All is one is one and one is all
every mouth is wrong
and every mouth is right —

And in ‘Hopkins Skipkins’, also notable for its bold and refreshing use of archaisms:

O day deliveranos
He chews the pockets of his head
where memory bleeds from a sore gum
inflamed still by its baby teeth,
points which never smoothe.
From the craters of the night
O day deliver the lot of us,
the baby sewn into mud;
how grown souls spring up at night
and stamp around their ruins.

One poem that, for me, encapsulates the majority of the book’s themes to the most intense degree, is ‘Skylla’; a dark and fascinating descent into a particularly monstrous chapter of Greek myth.

Dog heads at the end of tentacles
waving like the tails of a pack of hounds.
Pups in the womb. Abandoned. Miscarriage
re-enacting each its death
slobbering down the side of the cliff
each time there’s a ship.
The echoes whimper back
what delicacy they’re snatching
up out of the spitting race,
retrieving for me. As in former times
the sacred hounds in glamorous woods
hunted with the Goddess? I wish.
First Homer finally Ovid.
Shipmasters drown the last yells.
(Mine too, a fainter cry.)
Men Overboard!
Divided, they say at port,
between two murderous women.

Skylla (or Scylla) was depicted in legend as a beastly sea goddess who lurked among the rocks on one side of the Strait of Messina (directly opposite on the other side resided the daemon goddess Charybdis). In this poem the narrator appears to re-imagine herself at one moment the poet, at another Skylla herself. We are struck a few lines into the poem when we realize that this will not simply be a recording, or even a reworking, of the actual tale, but rather an effort to question why and how the stories themselves have been chronicled. And what, if any, significance a modern revision may have.

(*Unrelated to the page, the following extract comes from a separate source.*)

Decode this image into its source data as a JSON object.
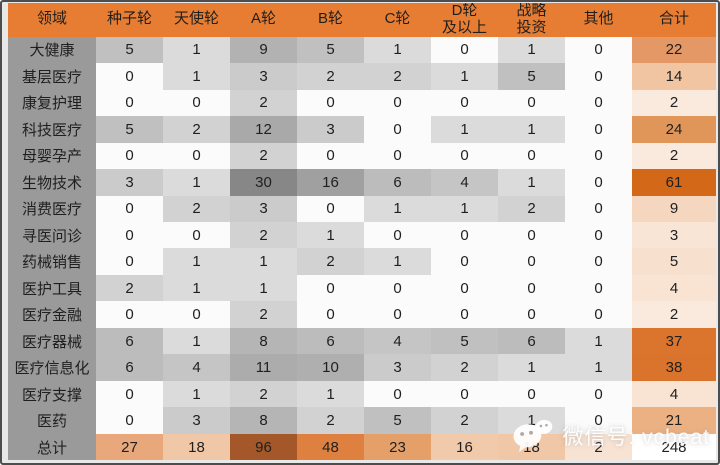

Imagine a lost younger sister.
A bubble of laughter, (naiads?)
Elements of a spark, doused.
A splutter in the mind’s rock.
How was she? Beautiful? Gifted?
Did she laugh? Pleasant to know?

‘Imagine a lost young sister’ may seem to us in one way helpful, in another way a tad condescending (is that great, oft-quoted classical angst so far from our comprehension?!) but the next line ‘A bubble of laughter, (naiads?)’ dismisses the latter thought; the poet is having as much trouble as she thinks we are.

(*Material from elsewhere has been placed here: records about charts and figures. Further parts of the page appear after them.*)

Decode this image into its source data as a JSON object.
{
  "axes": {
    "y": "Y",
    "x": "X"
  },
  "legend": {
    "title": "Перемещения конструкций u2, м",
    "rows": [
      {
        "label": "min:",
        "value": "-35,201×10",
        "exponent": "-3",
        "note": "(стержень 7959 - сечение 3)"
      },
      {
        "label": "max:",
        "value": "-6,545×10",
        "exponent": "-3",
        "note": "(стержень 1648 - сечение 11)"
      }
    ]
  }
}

I, she, ache at waist level, hip level,
feed their canines, their baby claws.
I, they, are tearing who they live for,
all to bits, elegantly, year by year.

Seen through contemporary eyes, these lines could well reflect the worries of motherhood, and the horrific mixture of physical pain and spiritual joy, the ‘binary praxis of antagonistic reciprocity’, to quote Sartre, that occurs during childbirth.

But under the waterfall
really — how might she be?
Was she a beauty? Witty, quick?
Postscript: the wickedest queen,
no god’s invention neater,
her crooked finger
to find the chink in little Skylla
— her job to needle —
find it open, bloody,
then stuff her back down herself
screaming, caught for good by
her first/last ocean of desire.

So that in the dark
behind the rock face
notorious to men and ships
the long hair of the waterfall
dries to snake and dog,
the zoo in the hill of the womb,
and as in all such strange cases
(O aborted women)
the misshapen begins to grow.

The insistent questioning is a thoroughly post-modern exercise, we feel the narrator is desperately trying to make sense of timeless predicaments; the atrophying of the soul, and the accuracy and relevance of literature.

In this poem we also find evidence of Kazantzis’ endeavours to reconcile; mother and child, youth and old age, the living poet and the dead poet, the primordial and the civilized.

This volume has captured the expansiveness of Kazantzis’ range and learning, and serves as a showcase for her love of words and delight in writing. She has set her various battles across a swathe of different ages and backdrops; endowing her concerns with a degree of timelessness. As her tools of combat she has employed the art of self invention and re-invention, displaying a zest for life, and for language, through which the fruit of her experience is yielded. And indeed – I can confidently say that Kazantzis’ concerns are the concerns of every woman.